Anonymous smaschera il Ku Klux Klan, pubbliche le identità dei loro membri: giù i cappucci

Si chiama ‘Hoodoff‘, ovverosia ‘Giù i cappucci’, ed è una campagna di Anonymous finalizzata a smascherare i membri che appartengono al Ku Klux Klan. L’obiettivo della campagna hacker da parte dei pirati informatici è quella di rivelare le identità dell’organizzazione nota per i suoi ideali nazionalisti e discriminatori.

Anonymous punta in particolare a svelare i nomi, con tanto di indirizzi e-mail e di numeri di telefono, di un migliaio di presunti affiliati al Ku Klux Klan. Due nomi di presunti militanti dell’organizzazione sarebbero stati già fatti dai pirati informatici, e corrispondono, nel Kentucky, al sindaco di Lexington Jim Gray, ed al senatore dell’Indiana Dan Coats.

E mentre Anonymous proprio per la giornata di oggi sembra essere intenzionato a scatenare via social media una campagna contro il Ku Klux Klan, utilizzando l’hashtag #HoodsOff, i due politici tirati in ballo dalla rete di pirati informatici hanno seccamente smentito la loro appartenenza al gruppo razzista americano.

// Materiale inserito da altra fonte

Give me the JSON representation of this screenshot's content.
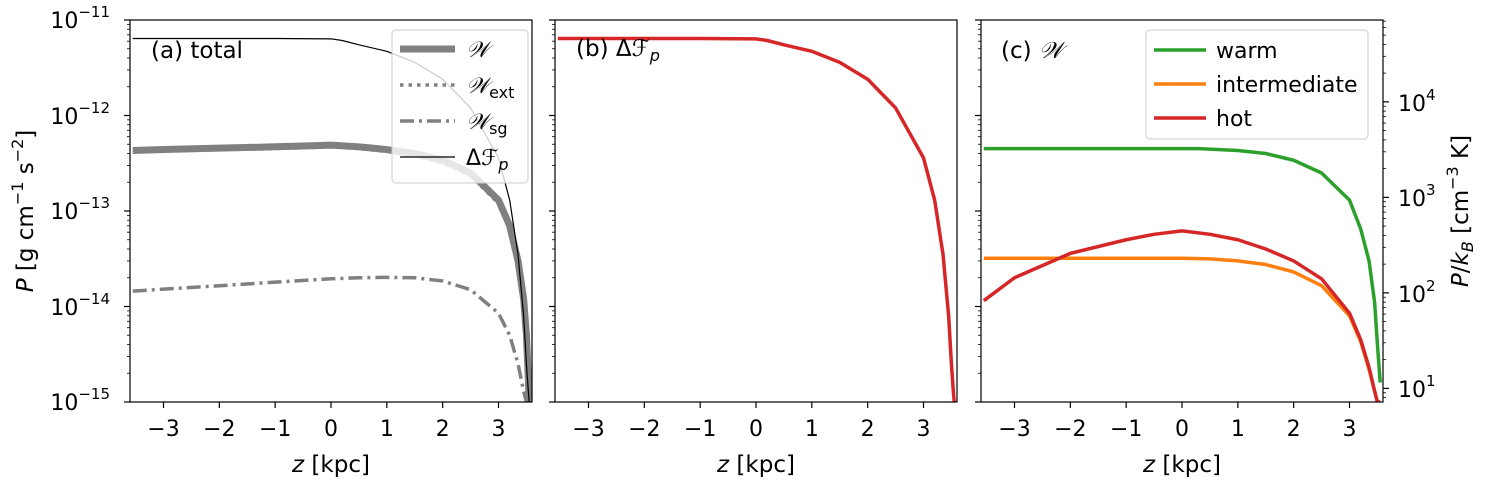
{
  "chart_data": [
    {
      "id": "a",
      "type": "line",
      "annotation": "(a) total",
      "xlabel": "z [kpc]",
      "ylabel": "P [g cm^-1 s^-2]",
      "xlim": [
        -3.6,
        3.6
      ],
      "ylim": [
        1e-15,
        1e-11
      ],
      "yscale": "log",
      "xticks": [
        -3,
        -2,
        -1,
        0,
        1,
        2,
        3
      ],
      "xtick_labels": [
        "−3",
        "−2",
        "−1",
        "0",
        "1",
        "2",
        "3"
      ],
      "yticks": [
        1e-15,
        1e-14,
        1e-13,
        1e-12,
        1e-11
      ],
      "ytick_labels": [
        "10^-15",
        "10^-14",
        "10^-13",
        "10^-12",
        "10^-11"
      ],
      "legend_position": "top-right",
      "series": [
        {
          "name": "𝒲",
          "color": "#808080",
          "style": "solid-thick",
          "x": [
            -3.55,
            -3.0,
            -2.0,
            -1.0,
            -0.5,
            0.0,
            0.5,
            1.0,
            1.5,
            2.0,
            2.5,
            3.0,
            3.2,
            3.35,
            3.45,
            3.5,
            3.53,
            3.55
          ],
          "y": [
            4.3e-13,
            4.4e-13,
            4.55e-13,
            4.7e-13,
            4.8e-13,
            4.9e-13,
            4.7e-13,
            4.4e-13,
            4e-13,
            3.4e-13,
            2.5e-13,
            1.3e-13,
            7e-14,
            3e-14,
            1.2e-14,
            5e-15,
            2e-15,
            1e-15
          ]
        },
        {
          "name": "𝒲ext",
          "color": "#808080",
          "style": "dotted",
          "x": [
            -3.55,
            -3.0,
            -2.0,
            -1.0,
            -0.5,
            0.0,
            0.5,
            1.0,
            1.5,
            2.0,
            2.5,
            3.0,
            3.2,
            3.35,
            3.45,
            3.5,
            3.53,
            3.55
          ],
          "y": [
            4.15e-13,
            4.25e-13,
            4.38e-13,
            4.5e-13,
            4.6e-13,
            4.7e-13,
            4.5e-13,
            4.2e-13,
            3.8e-13,
            3.2e-13,
            2.35e-13,
            1.2e-13,
            6.5e-14,
            2.8e-14,
            1.1e-14,
            4.5e-15,
            1.8e-15,
            1e-15
          ]
        },
        {
          "name": "𝒲sg",
          "color": "#808080",
          "style": "dashdot",
          "x": [
            -3.55,
            -3.0,
            -2.0,
            -1.0,
            0.0,
            0.5,
            1.0,
            1.5,
            2.0,
            2.5,
            3.0,
            3.2,
            3.35,
            3.45,
            3.5
          ],
          "y": [
            1.45e-14,
            1.52e-14,
            1.65e-14,
            1.8e-14,
            1.95e-14,
            2e-14,
            2.02e-14,
            2e-14,
            1.85e-14,
            1.5e-14,
            8.5e-15,
            5e-15,
            2.5e-15,
            1.3e-15,
            1e-15
          ]
        },
        {
          "name": "ΔF_p",
          "color": "#000000",
          "style": "solid-thin",
          "x": [
            -3.55,
            -3.0,
            -2.0,
            -1.0,
            0.0,
            0.2,
            0.5,
            1.0,
            1.5,
            2.0,
            2.5,
            3.0,
            3.2,
            3.35,
            3.45,
            3.5,
            3.53,
            3.55
          ],
          "y": [
            6.4e-12,
            6.4e-12,
            6.4e-12,
            6.4e-12,
            6.35e-12,
            6.1e-12,
            5.5e-12,
            4.7e-12,
            3.6e-12,
            2.4e-12,
            1.2e-12,
            3.6e-13,
            1.3e-13,
            3.5e-14,
            8e-15,
            2.5e-15,
            1.4e-15,
            1e-15
          ]
        }
      ]
    },
    {
      "id": "b",
      "type": "line",
      "annotation": "(b) ΔF_p",
      "xlabel": "z [kpc]",
      "xlim": [
        -3.6,
        3.6
      ],
      "ylim": [
        1e-15,
        1e-11
      ],
      "yscale": "log",
      "xticks": [
        -3,
        -2,
        -1,
        0,
        1,
        2,
        3
      ],
      "xtick_labels": [
        "−3",
        "−2",
        "−1",
        "0",
        "1",
        "2",
        "3"
      ],
      "series": [
        {
          "name": "ΔF_p",
          "color": "#d62728",
          "style": "solid",
          "x": [
            -3.55,
            -3.0,
            -2.0,
            -1.0,
            0.0,
            0.2,
            0.5,
            1.0,
            1.5,
            2.0,
            2.5,
            3.0,
            3.2,
            3.35,
            3.45,
            3.5,
            3.53,
            3.55
          ],
          "y": [
            6.4e-12,
            6.4e-12,
            6.4e-12,
            6.4e-12,
            6.35e-12,
            6.1e-12,
            5.5e-12,
            4.7e-12,
            3.6e-12,
            2.4e-12,
            1.2e-12,
            3.6e-13,
            1.3e-13,
            3.5e-14,
            8e-15,
            2.5e-15,
            1.4e-15,
            1e-15
          ]
        }
      ]
    },
    {
      "id": "c",
      "type": "line",
      "annotation": "(c) 𝒲",
      "xlabel": "z [kpc]",
      "ylabel_right": "P/k_B [cm^-3 K]",
      "xlim": [
        -3.6,
        3.6
      ],
      "ylim": [
        1e-15,
        1e-11
      ],
      "yscale": "log",
      "right_ylim": [
        7.2,
        72000
      ],
      "right_yscale": "log",
      "xticks": [
        -3,
        -2,
        -1,
        0,
        1,
        2,
        3
      ],
      "xtick_labels": [
        "−3",
        "−2",
        "−1",
        "0",
        "1",
        "2",
        "3"
      ],
      "right_yticks": [
        10,
        100,
        1000,
        10000
      ],
      "right_ytick_labels": [
        "10^1",
        "10^2",
        "10^3",
        "10^4"
      ],
      "legend_position": "top-right",
      "series": [
        {
          "name": "warm",
          "color": "#2ca02c",
          "style": "solid",
          "x": [
            -3.55,
            -3.0,
            -2.0,
            -1.0,
            0.0,
            0.3,
            1.0,
            1.5,
            2.0,
            2.5,
            3.0,
            3.2,
            3.35,
            3.45,
            3.5,
            3.55
          ],
          "y": [
            4.5e-13,
            4.5e-13,
            4.5e-13,
            4.5e-13,
            4.5e-13,
            4.5e-13,
            4.3e-13,
            4e-13,
            3.4e-13,
            2.5e-13,
            1.3e-13,
            6.5e-14,
            3e-14,
            1.1e-14,
            4e-15,
            1.6e-15
          ]
        },
        {
          "name": "intermediate",
          "color": "#ff7f0e",
          "style": "solid",
          "x": [
            -3.55,
            -3.0,
            -2.0,
            -1.0,
            0.0,
            0.5,
            1.0,
            1.5,
            2.0,
            2.5,
            3.0,
            3.2,
            3.35,
            3.45,
            3.5,
            3.55
          ],
          "y": [
            3.2e-14,
            3.2e-14,
            3.2e-14,
            3.2e-14,
            3.2e-14,
            3.15e-14,
            3e-14,
            2.75e-14,
            2.3e-14,
            1.65e-14,
            8e-15,
            4.3e-15,
            2.2e-15,
            1.3e-15,
            1e-15,
            1e-15
          ]
        },
        {
          "name": "hot",
          "color": "#d62728",
          "style": "solid",
          "x": [
            -3.55,
            -3.0,
            -2.0,
            -1.0,
            -0.5,
            0.0,
            0.5,
            1.0,
            1.5,
            2.0,
            2.5,
            3.0,
            3.2,
            3.35,
            3.45,
            3.5,
            3.55
          ],
          "y": [
            1.15e-14,
            2e-14,
            3.6e-14,
            5e-14,
            5.7e-14,
            6.2e-14,
            5.7e-14,
            5e-14,
            4e-14,
            3e-14,
            1.95e-14,
            8.5e-15,
            4.5e-15,
            2.3e-15,
            1.3e-15,
            1e-15,
            1e-15
          ]
        }
      ]
    }
  ]
}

Il senatore dell’Indiana Dan Coats, che ha fatto presente che ‘respinge ogni discriminazione‘, ha infatti dichiarato che trattasi di una notizia, quella della sua presunta appartenenza al Ku Klux Klan, ‘completamente falsa’. Lo stesso dicasi per il sindaco di Lexington Jim Gray nel precisare che ‘Non ho mai avuto rapporti di alcun tipo con il Ku Klux Klan e sono contrario a tutto ciò che rappresenta’. ‘Non ho idea da dove arrivi questa informazione’, ha aggiunto il primo cittadino di Lexington, nella contea di Fayette dello Stato americano del Kentucky, ‘ma in ogni caso è sbagliata‘.